This gets tricky now (if I understand correctly), consider the sequence (please note the following is keeping in mind the current way of appending source_tag to end)
1. A = load 'input' using PigStorage('\t', '-tagsource');
2. B = FOREACH A GENERATE (int)$0 as col1, (long)$1 as col2, (chararray)$2 as source_tag;
3. C = GROUP B BY source_tag;
n. STORE N INTO 'intermediate' using PigStorage('\t', '-schema');
Now, the user wants to read 'intermediate' using schema, and also know the (new) source path(s).
--Mentioning -schema is not required here, included just for clarity.
A = load 'intermediate' using PigStorage('\t', '-schema -tagsource');
There would be a conflict in auto-loading 'source_tag' in the above case. I think de-coupling 'schema' from 'tagsource' would be a nice alternative, as the input path is not part of "real data". It is a derived field which could be treated differently from actual data contained within input files. So the user always expects the right schema for first n-1 columns, with nth column being the source_tag for which schema does not really need to be auto-loaded? Similar to how it would work if one had extended PigStorage to implement source tagging.
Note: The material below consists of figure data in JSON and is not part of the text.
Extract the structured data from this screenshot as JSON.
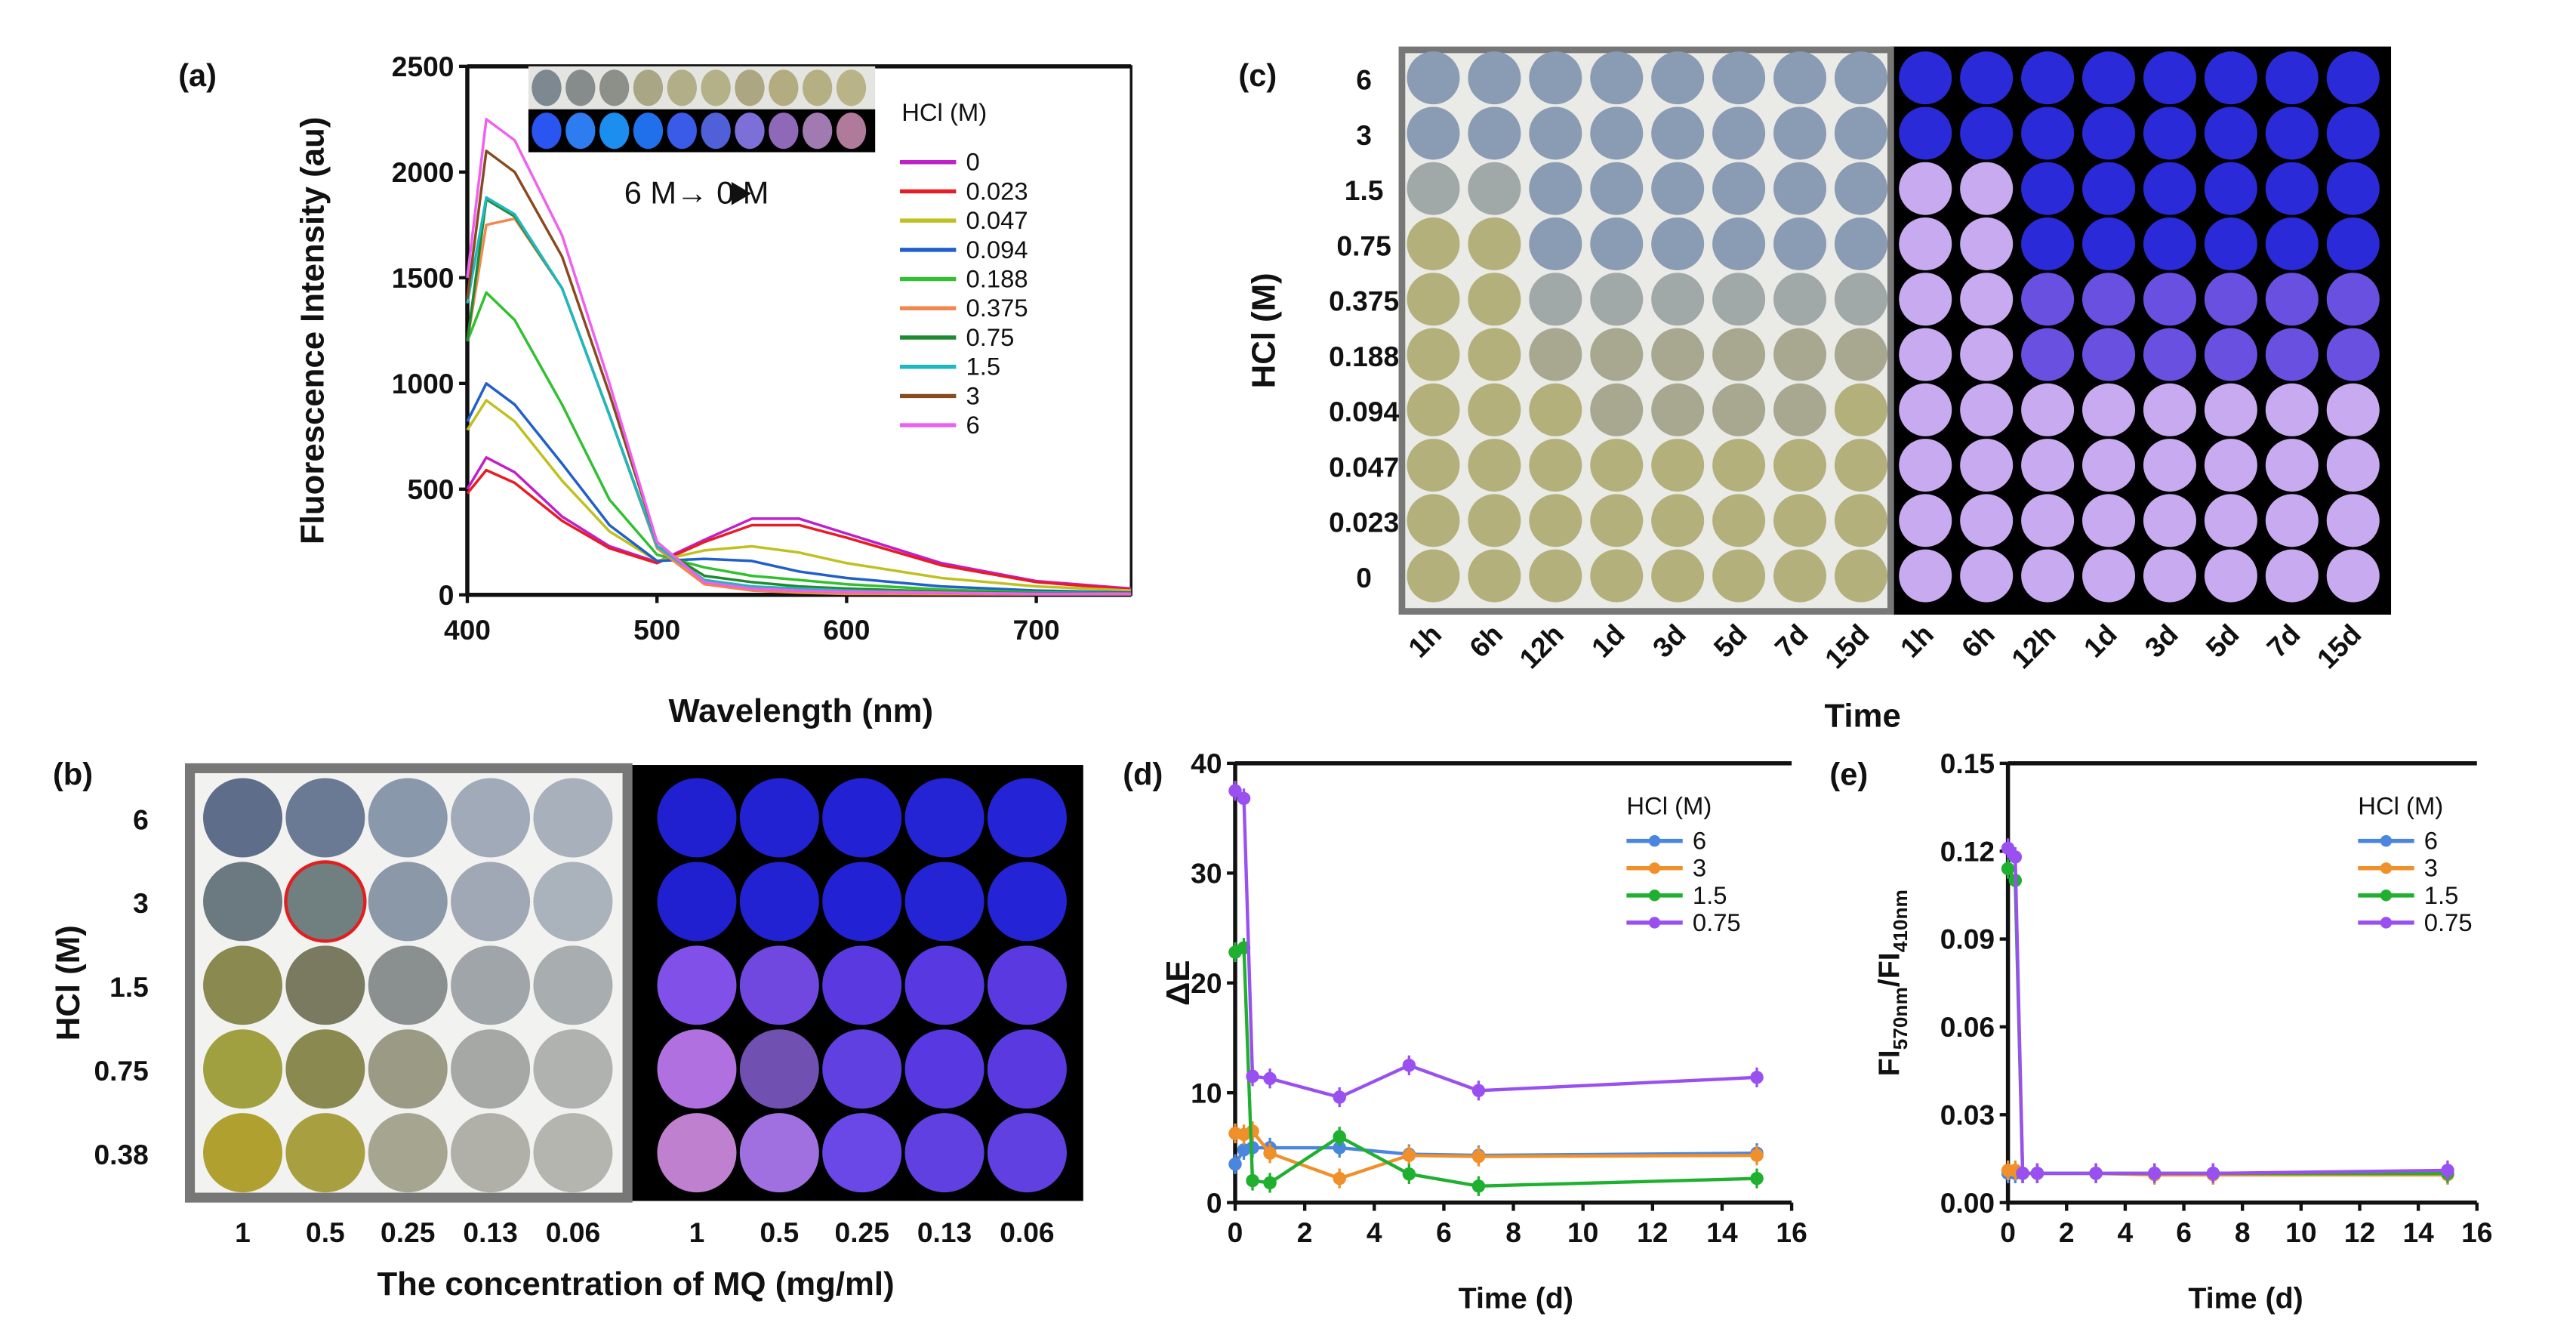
{
  "panel_labels": {
    "a": "(a)",
    "b": "(b)",
    "c": "(c)",
    "d": "(d)",
    "e": "(e)"
  },
  "chart_data": [
    {
      "id": "a",
      "type": "line",
      "xlabel": "Wavelength (nm)",
      "ylabel": "Fluorescence Intensity (au)",
      "xlim": [
        400,
        750
      ],
      "ylim": [
        0,
        2500
      ],
      "xticks": [
        400,
        500,
        600,
        700
      ],
      "yticks": [
        0,
        500,
        1000,
        1500,
        2000,
        2500
      ],
      "legend_title": "HCl (M)",
      "legend_position": "right",
      "annotation": "6 M→ 0 M",
      "inset_colors_daylight": [
        "#7d8890",
        "#868c8c",
        "#8c9088",
        "#a8a684",
        "#b2ae88",
        "#b4b088",
        "#aca682",
        "#b2ac80",
        "#b4b084",
        "#b8b488"
      ],
      "inset_colors_uv": [
        "#2a55f0",
        "#2d7cf0",
        "#1c8ef0",
        "#2070ec",
        "#3a5ae8",
        "#5060d8",
        "#7c70d8",
        "#9068b8",
        "#a07ab0",
        "#b07a9a"
      ],
      "x": [
        400,
        410,
        425,
        450,
        475,
        500,
        525,
        550,
        575,
        600,
        650,
        700,
        750
      ],
      "series": [
        {
          "name": "0",
          "color": "#c020c8",
          "values": [
            500,
            650,
            580,
            370,
            230,
            155,
            260,
            360,
            360,
            290,
            150,
            65,
            30
          ]
        },
        {
          "name": "0.023",
          "color": "#e81c24",
          "values": [
            480,
            590,
            530,
            350,
            220,
            150,
            250,
            330,
            330,
            270,
            140,
            60,
            25
          ]
        },
        {
          "name": "0.047",
          "color": "#c0c020",
          "values": [
            780,
            920,
            820,
            540,
            300,
            160,
            210,
            230,
            200,
            150,
            80,
            40,
            20
          ]
        },
        {
          "name": "0.094",
          "color": "#2060c8",
          "values": [
            820,
            1000,
            900,
            620,
            330,
            160,
            170,
            160,
            110,
            80,
            40,
            20,
            10
          ]
        },
        {
          "name": "0.188",
          "color": "#30c030",
          "values": [
            1200,
            1430,
            1300,
            900,
            450,
            190,
            130,
            90,
            70,
            50,
            25,
            12,
            6
          ]
        },
        {
          "name": "0.375",
          "color": "#f08850",
          "values": [
            1200,
            1750,
            1780,
            1450,
            850,
            220,
            50,
            20,
            10,
            5,
            3,
            2,
            2
          ]
        },
        {
          "name": "0.75",
          "color": "#208a30",
          "values": [
            1200,
            1870,
            1790,
            1450,
            850,
            230,
            90,
            60,
            40,
            30,
            15,
            8,
            5
          ]
        },
        {
          "name": "1.5",
          "color": "#20b8c0",
          "values": [
            1380,
            1880,
            1800,
            1450,
            850,
            230,
            70,
            40,
            30,
            20,
            10,
            5,
            5
          ]
        },
        {
          "name": "3",
          "color": "#8a4a20",
          "values": [
            1400,
            2100,
            2000,
            1600,
            950,
            250,
            60,
            30,
            20,
            15,
            10,
            5,
            5
          ]
        },
        {
          "name": "6",
          "color": "#f060f0",
          "values": [
            1500,
            2250,
            2150,
            1700,
            1000,
            250,
            60,
            30,
            20,
            15,
            10,
            5,
            5
          ]
        }
      ]
    },
    {
      "id": "d",
      "type": "line",
      "xlabel": "Time (d)",
      "ylabel": "ΔE",
      "xlim": [
        0,
        16
      ],
      "ylim": [
        0,
        40
      ],
      "xticks": [
        0,
        2,
        4,
        6,
        8,
        10,
        12,
        14,
        16
      ],
      "yticks": [
        0,
        10,
        20,
        30,
        40
      ],
      "legend_title": "HCl (M)",
      "legend_position": "top-right",
      "x": [
        0,
        0.25,
        0.5,
        1,
        3,
        5,
        7,
        15
      ],
      "series": [
        {
          "name": "6",
          "color": "#4a86e0",
          "values": [
            3.5,
            4.8,
            5.0,
            5.0,
            5.0,
            4.4,
            4.3,
            4.5
          ]
        },
        {
          "name": "3",
          "color": "#f0902a",
          "values": [
            6.3,
            6.2,
            6.5,
            4.5,
            2.2,
            4.3,
            4.2,
            4.3
          ]
        },
        {
          "name": "1.5",
          "color": "#20b030",
          "values": [
            22.8,
            23.2,
            2.0,
            1.8,
            6.0,
            2.6,
            1.5,
            2.2
          ]
        },
        {
          "name": "0.75",
          "color": "#9a50f0",
          "values": [
            37.5,
            36.8,
            11.5,
            11.3,
            9.6,
            12.5,
            10.2,
            11.4
          ]
        }
      ]
    },
    {
      "id": "e",
      "type": "line",
      "xlabel": "Time (d)",
      "ylabel": "FI570nm/FI410nm",
      "ylabel_parts": [
        "FI",
        "570nm",
        "/FI",
        "410nm"
      ],
      "xlim": [
        0,
        16
      ],
      "ylim": [
        0,
        0.15
      ],
      "xticks": [
        0,
        2,
        4,
        6,
        8,
        10,
        12,
        14,
        16
      ],
      "yticks": [
        "0.00",
        "0.03",
        "0.06",
        "0.09",
        "0.12",
        "0.15"
      ],
      "legend_title": "HCl (M)",
      "legend_position": "top-right",
      "x": [
        0,
        0.25,
        0.5,
        1,
        3,
        5,
        7,
        15
      ],
      "series": [
        {
          "name": "6",
          "color": "#4a86e0",
          "values": [
            0.01,
            0.01,
            0.01,
            0.01,
            0.01,
            0.01,
            0.01,
            0.01
          ]
        },
        {
          "name": "3",
          "color": "#f0902a",
          "values": [
            0.011,
            0.011,
            0.01,
            0.01,
            0.01,
            0.0095,
            0.0095,
            0.0095
          ]
        },
        {
          "name": "1.5",
          "color": "#20b030",
          "values": [
            0.114,
            0.11,
            0.01,
            0.01,
            0.01,
            0.01,
            0.01,
            0.01
          ]
        },
        {
          "name": "0.75",
          "color": "#9a50f0",
          "values": [
            0.121,
            0.118,
            0.01,
            0.01,
            0.01,
            0.01,
            0.01,
            0.011
          ]
        }
      ]
    }
  ],
  "panel_b": {
    "ylabel": "HCl (M)",
    "xlabel": "The concentration of MQ (mg/ml)",
    "rows": [
      "6",
      "3",
      "1.5",
      "0.75",
      "0.38"
    ],
    "cols": [
      "1",
      "0.5",
      "0.25",
      "0.13",
      "0.06"
    ],
    "daylight": [
      [
        "#5d6d8a",
        "#6a7a95",
        "#8a98ab",
        "#a0aab8",
        "#a8b0bc"
      ],
      [
        "#6a7a80",
        "#708080",
        "#8a98a8",
        "#a0a8b5",
        "#aab2bc"
      ],
      [
        "#8a8a50",
        "#7a7a60",
        "#8a9090",
        "#a0a5aa",
        "#a8adb0"
      ],
      [
        "#a0a040",
        "#8a8a50",
        "#9a9a85",
        "#a5a8a5",
        "#b0b2b0"
      ],
      [
        "#b0a030",
        "#a8a040",
        "#a5a590",
        "#b0b0a8",
        "#b5b5b0"
      ]
    ],
    "uv": [
      [
        "#2020d0",
        "#2222d2",
        "#2222d4",
        "#2424d4",
        "#2424d6"
      ],
      [
        "#2020d0",
        "#2222d2",
        "#2222d4",
        "#2424d4",
        "#2424d6"
      ],
      [
        "#8050e8",
        "#7048e0",
        "#5a3ae0",
        "#5838e0",
        "#5a3ae0"
      ],
      [
        "#b070e0",
        "#7050b0",
        "#6040e0",
        "#5838e0",
        "#5a3ae0"
      ],
      [
        "#c080d0",
        "#a070e0",
        "#6a48e8",
        "#6040e0",
        "#6040e0"
      ]
    ],
    "highlight": "#e02020"
  },
  "panel_c": {
    "ylabel": "HCl (M)",
    "xlabel": "Time",
    "rows": [
      "6",
      "3",
      "1.5",
      "0.75",
      "0.375",
      "0.188",
      "0.094",
      "0.047",
      "0.023",
      "0"
    ],
    "cols": [
      "1h",
      "6h",
      "12h",
      "1d",
      "3d",
      "5d",
      "7d",
      "15d"
    ],
    "palette": {
      "B": "#8a9bb4",
      "G": "#a0a8a8",
      "Y": "#b4b07c",
      "S": "#a8a890",
      "U": "#2a2ad8",
      "M": "#6a50e0",
      "L": "#c8aaf0"
    },
    "daylight": [
      "BBBBBBBB",
      "BBBBBBBB",
      "GGBBBBBB",
      "YYBBBBBB",
      "YYGGGGGG",
      "YYSSSSSS",
      "YYYSSSSY",
      "YYYYYYYY",
      "YYYYYYYY",
      "YYYYYYYY"
    ],
    "uv": [
      "UUUUUUUU",
      "UUUUUUUU",
      "LLUUUUUU",
      "LLUUUUUU",
      "LLMMMMMM",
      "LLMMMMMM",
      "LLLLLLLL",
      "LLLLLLLL",
      "LLLLLLLL",
      "LLLLLLLL"
    ]
  }
}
I completely agree with you on the pain of appending source_tag to the end, its less predictable than at the start. However, things would get complicated in terms of maintainence when users want to switch between using and not using source tagging. It would be great to minimize reference repositioning changes for production jobs (error-prone, might result in large number of script changes if fields are not referenced via an alias).
Lastly, I am leaning towards the 'append' approach but fine with either one. We just need to make sure this is an easy to use/adopt feature.